Endometriosis is a common and benign chronic disease in women, in which cells from the uterine mucosa (Endometrium) settle outside the uterine cavity in the abdomen. The cell islands created are hormone-dependent and build up parallel to the menstrual cycle. These so-called endometrioses are most commonly found in the ovaries and the lower abdominal and pelvic area. They can also be found in other areas of the body, such as liver or lungs.

The cramp-like pain caused by endometriosis usually occurs shortly before or during menstruation and ovulation. Endometriosis can also affect/influence bowel movement. In principle, endometriosis is a very complex disease, so the symptoms and consequences can be very varied.

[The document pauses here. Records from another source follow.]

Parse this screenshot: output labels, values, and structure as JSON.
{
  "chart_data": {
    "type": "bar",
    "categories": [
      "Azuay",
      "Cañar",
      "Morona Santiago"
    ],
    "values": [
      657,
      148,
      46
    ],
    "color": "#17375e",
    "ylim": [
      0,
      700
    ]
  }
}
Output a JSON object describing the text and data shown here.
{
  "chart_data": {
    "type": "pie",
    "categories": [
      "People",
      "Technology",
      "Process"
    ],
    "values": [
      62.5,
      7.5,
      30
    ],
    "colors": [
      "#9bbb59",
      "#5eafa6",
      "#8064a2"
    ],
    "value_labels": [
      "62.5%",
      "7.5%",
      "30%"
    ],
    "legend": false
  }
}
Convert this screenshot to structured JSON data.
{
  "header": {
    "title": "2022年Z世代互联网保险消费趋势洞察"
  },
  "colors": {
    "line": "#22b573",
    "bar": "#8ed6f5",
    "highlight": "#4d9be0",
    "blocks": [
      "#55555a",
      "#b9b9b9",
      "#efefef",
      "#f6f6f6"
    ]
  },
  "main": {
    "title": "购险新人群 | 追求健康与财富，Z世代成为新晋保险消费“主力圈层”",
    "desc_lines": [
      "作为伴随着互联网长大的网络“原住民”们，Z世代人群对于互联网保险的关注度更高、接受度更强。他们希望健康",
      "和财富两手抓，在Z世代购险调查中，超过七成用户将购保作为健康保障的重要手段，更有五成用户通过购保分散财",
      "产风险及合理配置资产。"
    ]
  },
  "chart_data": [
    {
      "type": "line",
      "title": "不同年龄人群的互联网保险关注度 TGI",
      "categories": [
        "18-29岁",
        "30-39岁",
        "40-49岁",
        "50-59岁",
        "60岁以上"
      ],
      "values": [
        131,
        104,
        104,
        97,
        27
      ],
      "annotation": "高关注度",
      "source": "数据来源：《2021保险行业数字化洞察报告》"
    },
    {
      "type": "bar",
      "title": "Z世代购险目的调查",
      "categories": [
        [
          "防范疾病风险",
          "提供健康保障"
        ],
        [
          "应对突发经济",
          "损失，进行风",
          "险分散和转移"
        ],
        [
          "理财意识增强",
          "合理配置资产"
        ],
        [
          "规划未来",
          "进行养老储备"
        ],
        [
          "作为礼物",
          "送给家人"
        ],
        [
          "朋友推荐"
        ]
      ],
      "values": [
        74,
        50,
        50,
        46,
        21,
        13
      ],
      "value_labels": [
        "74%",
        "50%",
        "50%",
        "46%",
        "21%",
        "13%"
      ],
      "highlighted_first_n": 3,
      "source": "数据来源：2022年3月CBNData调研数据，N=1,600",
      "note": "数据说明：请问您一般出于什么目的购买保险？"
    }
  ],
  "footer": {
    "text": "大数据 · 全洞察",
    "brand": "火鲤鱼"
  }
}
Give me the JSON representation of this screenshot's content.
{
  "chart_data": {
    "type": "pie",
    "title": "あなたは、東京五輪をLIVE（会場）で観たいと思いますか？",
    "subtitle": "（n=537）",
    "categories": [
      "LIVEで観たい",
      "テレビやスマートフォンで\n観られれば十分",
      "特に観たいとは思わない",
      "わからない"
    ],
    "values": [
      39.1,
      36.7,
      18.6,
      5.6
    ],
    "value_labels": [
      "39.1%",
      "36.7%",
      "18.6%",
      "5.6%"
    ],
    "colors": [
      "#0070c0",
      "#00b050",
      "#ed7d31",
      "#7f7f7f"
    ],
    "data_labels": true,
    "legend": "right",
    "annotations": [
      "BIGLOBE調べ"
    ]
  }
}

It may show different degrees of severity, which can be determined by the characteristics of the disease and the condition of the organ(s) it affects.

What are the symptoms of endometriosis?

The symptoms and consequences of endometriosis may occur individually or in combination. Possible symptoms or discomforts may include:

• Severe pain during menstrual bleeding
• Recurring pain in the lower abdomen during the second half of the menstrual cycle
• Increased menstrual bleeding, intermediate bleeding (between periods)
• Abdominal and back pain that may radiate into the legs
• Pain during or after sexual intercourse
• Pain during gynecological examinations
• Pain during bowel movements or urination
• Bleeding from bladder or intestines/bowels
• Bloating, diarrhea or constipation

Some of these symptoms may also occur in a similar form during a painful menstruation. However, it is a misconception that every menstruation is generally painful. On the contrary, we advise you to have every painful menstruation examined by a gynecologist. It is far better to act too early as too late. We are always available for you and will be happy to advise you.

Diagnosis and Treatment of Endometriosis

The diagnosis of endometriosis is made with an ultrasound or minimally invasive examination of the abdominal cavity (laparoscopy). Also, a blood test is made.
In this way, we can determine or exclude an endometriosis. The treatment of endometriosis depends on the type, gravity and the associated pain.

Treatment with medication and hormonal agents, such as the pill, can counteract pain and cramps. By very advanced or very serious cases, a minimally invasive operation can be carried out. Also, a combination of treatment options can achieve the desired healing.
By Endometriosis time can be a helpful factor, the treatment often depends on when and in what stage the endometriosis is detected by the doctor. We will determine the treatment of your endometriosis together with you after a detailed diagnosis and consultation.

Endometriosis – How can I still become pregnant?

As you can read on our page Conception, Fertility and Childbearing Support Services, not conceiving can have many different reasons. Endometriosis is just one of them.

However, endometriosis may affect becoming pregnant. If a woman with endometriosis wants to become pregnant, hormone therapy will be stopped, as it would counteract pregnancy. Thus, only a therapy with painkillers or a minimally invasive abdominal intervention (laparoscopy) would be considered, in which the endometriosis is removed as completely as possible. Infertility can be treated with medications that support ova maturation and ovulation or affect the hormone progesterone. This type of hormone treatment stimulates the function of the ovaries. If the hormone treatment remains unsuccessful, an artificial insemination (“in vitro fertilization,” IVF) can be considered. In this laboratory procedure, the ova (eggs) are removed from the woman, then prepared and fertilized with the sperm of the man. The fertilized eggs are later re-implanted into the uterus of the woman. The chances of success by artificial insemination are slightly lower in women with pronounced endometriosis than in women without endometriosis.